"Si les temps revenaient,...".
C'est au fond d'un bar qu'il avait levé son verre en l'honneur de son père défunt. Un coup de fil du gendarme,...il s'y attendait,...en théorie...Il venait de passer cinq mois auprès de ses parents et avait conscience qu'il ne verrait sans doute plus son père vivant.
Il raccrocha le téléphone fixe sur son socle submergé par la violence du drame. Choc frontal sans airbag, pare-brise fracassé et éjection du pilote immédiate. Un flot de sang s'échappa de ses narines, comme si ses yeux explosaient ainsi que sa tête.
Il crut qu'il allait se vider sur l'instant. Impossible de prévoir ça. La mort est une abstraction. Une vue de l'esprit, terrible et romantique,...un argument littéraire,...???...
Rien ne nous y prépare vraiment. Il faut encaisser. Vivre la situation, désincarné sans doute, mais acteur total du désastre. Dans un état second, on accepte, on entre dans le process,....Audition odieuse,préparatifs mortuaires et morbide, en dosser le rôle au pied levé, du fils, du frère, du maître de cérémonie,...
Deux grands rapaces tournent majestueusement dans les airs , comme un hommage du ciel, à ce moment azur...On se dirige vers le petit cimetière du village. Le poète apprêté et calme rejoint sa couche au creux des côteaux. Petit comité réuni à la va vite: un ou deux voisins, le maire et l'employé communal, la fratrie décomposée/recomposée pour l'occasion. Ma mère et épouse du défunt, et les enfants de ma soeur. Deux ados venus "comme ils sont", comme sorti d'un festival rock.

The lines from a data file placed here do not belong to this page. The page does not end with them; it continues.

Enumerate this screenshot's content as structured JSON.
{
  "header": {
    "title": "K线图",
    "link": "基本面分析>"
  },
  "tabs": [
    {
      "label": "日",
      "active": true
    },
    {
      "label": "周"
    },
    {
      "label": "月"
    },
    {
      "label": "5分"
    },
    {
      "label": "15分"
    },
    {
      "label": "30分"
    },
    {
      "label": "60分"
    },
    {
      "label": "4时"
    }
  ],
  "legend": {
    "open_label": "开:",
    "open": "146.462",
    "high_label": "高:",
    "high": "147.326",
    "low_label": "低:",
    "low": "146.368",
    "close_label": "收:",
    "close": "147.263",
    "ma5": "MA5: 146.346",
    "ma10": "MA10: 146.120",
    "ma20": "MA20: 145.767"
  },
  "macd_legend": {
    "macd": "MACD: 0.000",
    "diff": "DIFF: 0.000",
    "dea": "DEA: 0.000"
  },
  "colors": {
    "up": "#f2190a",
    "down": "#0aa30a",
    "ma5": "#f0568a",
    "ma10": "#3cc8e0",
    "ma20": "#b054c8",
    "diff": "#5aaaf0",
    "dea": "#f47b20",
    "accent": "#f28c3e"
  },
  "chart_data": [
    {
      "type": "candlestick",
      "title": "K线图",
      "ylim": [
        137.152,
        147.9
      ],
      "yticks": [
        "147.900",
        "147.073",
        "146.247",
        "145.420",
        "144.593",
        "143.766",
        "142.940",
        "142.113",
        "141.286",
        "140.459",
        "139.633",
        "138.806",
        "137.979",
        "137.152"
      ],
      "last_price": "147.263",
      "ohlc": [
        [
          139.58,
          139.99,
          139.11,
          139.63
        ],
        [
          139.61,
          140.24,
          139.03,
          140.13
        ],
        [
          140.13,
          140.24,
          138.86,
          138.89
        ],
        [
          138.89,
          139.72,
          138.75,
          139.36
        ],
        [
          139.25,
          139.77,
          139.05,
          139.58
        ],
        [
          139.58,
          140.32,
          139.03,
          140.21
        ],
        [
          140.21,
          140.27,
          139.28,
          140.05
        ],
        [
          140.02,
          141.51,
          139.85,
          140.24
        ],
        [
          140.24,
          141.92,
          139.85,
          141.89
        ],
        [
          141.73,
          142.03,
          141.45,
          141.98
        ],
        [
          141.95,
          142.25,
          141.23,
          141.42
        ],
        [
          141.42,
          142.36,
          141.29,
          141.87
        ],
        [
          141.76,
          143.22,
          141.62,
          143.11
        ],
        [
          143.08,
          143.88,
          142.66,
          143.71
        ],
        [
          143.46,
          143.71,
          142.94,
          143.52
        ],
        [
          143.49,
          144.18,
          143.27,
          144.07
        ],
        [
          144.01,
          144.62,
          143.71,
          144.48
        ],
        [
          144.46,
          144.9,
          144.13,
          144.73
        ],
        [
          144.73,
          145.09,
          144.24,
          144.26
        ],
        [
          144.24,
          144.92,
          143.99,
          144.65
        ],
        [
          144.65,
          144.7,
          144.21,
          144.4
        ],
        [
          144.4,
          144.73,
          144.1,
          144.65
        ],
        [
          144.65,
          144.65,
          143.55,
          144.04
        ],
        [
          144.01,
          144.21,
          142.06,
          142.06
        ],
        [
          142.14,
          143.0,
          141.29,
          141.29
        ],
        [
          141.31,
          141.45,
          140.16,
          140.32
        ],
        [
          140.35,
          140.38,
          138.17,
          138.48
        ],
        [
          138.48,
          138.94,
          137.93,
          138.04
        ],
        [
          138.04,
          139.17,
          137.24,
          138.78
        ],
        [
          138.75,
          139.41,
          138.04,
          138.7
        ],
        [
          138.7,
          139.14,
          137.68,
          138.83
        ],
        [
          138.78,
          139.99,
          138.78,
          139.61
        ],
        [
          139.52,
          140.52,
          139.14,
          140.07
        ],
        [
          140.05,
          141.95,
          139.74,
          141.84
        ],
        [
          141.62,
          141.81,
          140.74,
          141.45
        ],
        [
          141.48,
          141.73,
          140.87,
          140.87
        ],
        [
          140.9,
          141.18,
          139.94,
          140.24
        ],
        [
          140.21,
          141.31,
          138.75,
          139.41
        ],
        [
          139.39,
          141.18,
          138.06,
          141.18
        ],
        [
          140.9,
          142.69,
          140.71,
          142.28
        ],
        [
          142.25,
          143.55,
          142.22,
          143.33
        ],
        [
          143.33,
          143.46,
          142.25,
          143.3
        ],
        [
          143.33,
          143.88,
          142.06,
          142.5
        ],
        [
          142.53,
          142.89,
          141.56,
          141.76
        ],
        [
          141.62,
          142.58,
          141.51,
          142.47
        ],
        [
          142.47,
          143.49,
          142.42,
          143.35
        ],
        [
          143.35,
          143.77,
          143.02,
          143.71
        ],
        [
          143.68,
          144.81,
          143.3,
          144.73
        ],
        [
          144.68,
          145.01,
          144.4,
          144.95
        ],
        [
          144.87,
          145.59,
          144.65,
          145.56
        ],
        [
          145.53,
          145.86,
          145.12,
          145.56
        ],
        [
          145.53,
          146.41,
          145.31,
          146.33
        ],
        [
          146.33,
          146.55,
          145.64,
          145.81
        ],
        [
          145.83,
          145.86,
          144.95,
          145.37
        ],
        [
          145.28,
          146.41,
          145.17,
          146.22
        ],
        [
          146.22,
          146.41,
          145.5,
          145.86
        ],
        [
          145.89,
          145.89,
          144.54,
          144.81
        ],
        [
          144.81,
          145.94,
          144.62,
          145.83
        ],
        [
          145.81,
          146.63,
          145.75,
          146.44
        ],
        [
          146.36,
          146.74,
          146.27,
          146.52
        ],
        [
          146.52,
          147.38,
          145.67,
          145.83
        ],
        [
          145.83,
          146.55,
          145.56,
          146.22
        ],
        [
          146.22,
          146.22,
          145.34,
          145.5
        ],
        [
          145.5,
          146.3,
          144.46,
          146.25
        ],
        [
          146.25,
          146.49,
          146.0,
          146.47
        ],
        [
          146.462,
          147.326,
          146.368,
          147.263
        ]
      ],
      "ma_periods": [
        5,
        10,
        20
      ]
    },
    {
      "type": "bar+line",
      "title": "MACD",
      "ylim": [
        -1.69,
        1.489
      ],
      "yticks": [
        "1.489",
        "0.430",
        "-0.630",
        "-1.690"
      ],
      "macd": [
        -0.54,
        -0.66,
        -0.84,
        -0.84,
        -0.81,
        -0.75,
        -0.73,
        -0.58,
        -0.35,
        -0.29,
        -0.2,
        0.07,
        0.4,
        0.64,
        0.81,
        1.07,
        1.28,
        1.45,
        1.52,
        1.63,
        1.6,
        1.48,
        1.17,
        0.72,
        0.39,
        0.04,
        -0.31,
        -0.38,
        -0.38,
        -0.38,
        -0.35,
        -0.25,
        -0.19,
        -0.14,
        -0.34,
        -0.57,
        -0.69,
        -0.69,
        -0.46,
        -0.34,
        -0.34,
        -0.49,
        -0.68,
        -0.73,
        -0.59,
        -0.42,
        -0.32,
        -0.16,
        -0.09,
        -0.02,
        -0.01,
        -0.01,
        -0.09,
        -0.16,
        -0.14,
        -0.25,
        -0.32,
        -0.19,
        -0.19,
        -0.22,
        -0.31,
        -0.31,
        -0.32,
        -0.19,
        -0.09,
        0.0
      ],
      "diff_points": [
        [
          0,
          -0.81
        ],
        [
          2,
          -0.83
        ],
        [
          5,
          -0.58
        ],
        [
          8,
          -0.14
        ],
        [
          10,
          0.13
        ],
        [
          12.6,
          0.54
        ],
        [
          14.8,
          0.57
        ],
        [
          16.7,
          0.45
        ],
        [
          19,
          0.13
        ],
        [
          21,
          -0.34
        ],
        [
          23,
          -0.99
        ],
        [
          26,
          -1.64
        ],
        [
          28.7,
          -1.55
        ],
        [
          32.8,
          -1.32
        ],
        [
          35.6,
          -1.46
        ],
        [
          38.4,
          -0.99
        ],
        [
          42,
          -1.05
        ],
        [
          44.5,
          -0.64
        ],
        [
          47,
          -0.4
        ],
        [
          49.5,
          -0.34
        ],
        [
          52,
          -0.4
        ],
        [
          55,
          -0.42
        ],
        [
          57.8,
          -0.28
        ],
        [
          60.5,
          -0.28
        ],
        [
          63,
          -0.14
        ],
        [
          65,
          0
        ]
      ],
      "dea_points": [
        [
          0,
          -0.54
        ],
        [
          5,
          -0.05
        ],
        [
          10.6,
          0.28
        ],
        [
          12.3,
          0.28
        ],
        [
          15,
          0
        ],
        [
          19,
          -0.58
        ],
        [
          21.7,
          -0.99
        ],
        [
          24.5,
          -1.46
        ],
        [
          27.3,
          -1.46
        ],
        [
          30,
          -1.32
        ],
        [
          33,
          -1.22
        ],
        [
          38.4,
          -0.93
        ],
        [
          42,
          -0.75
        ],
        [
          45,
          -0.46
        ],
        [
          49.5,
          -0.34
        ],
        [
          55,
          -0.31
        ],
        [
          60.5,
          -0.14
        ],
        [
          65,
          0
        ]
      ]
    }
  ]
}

Intervalle incongru, clandestin, presque volé au quotidien tranquille. Le temps, en dignité, semble suspendre son cours. Suaire légitime et solennel, il conduit la célébration.
La messe pastorale est dite.
Hommage au poète mort et éternel : mon père. De précieuses lettres d'or sont gravées dans le marbre gris, essence précieuse, parfum exquis et concentré parfait , sans commencement ni fin.
La sèvre décroit rapidement après la pluie intense. On nettoie les scories comme si de rien n'était. Je repasserai le pont une fois de plus, jusqu'à la petite gare plus haut. Vingt minutes pour rejoindre la ville, puis à nouveau la rade.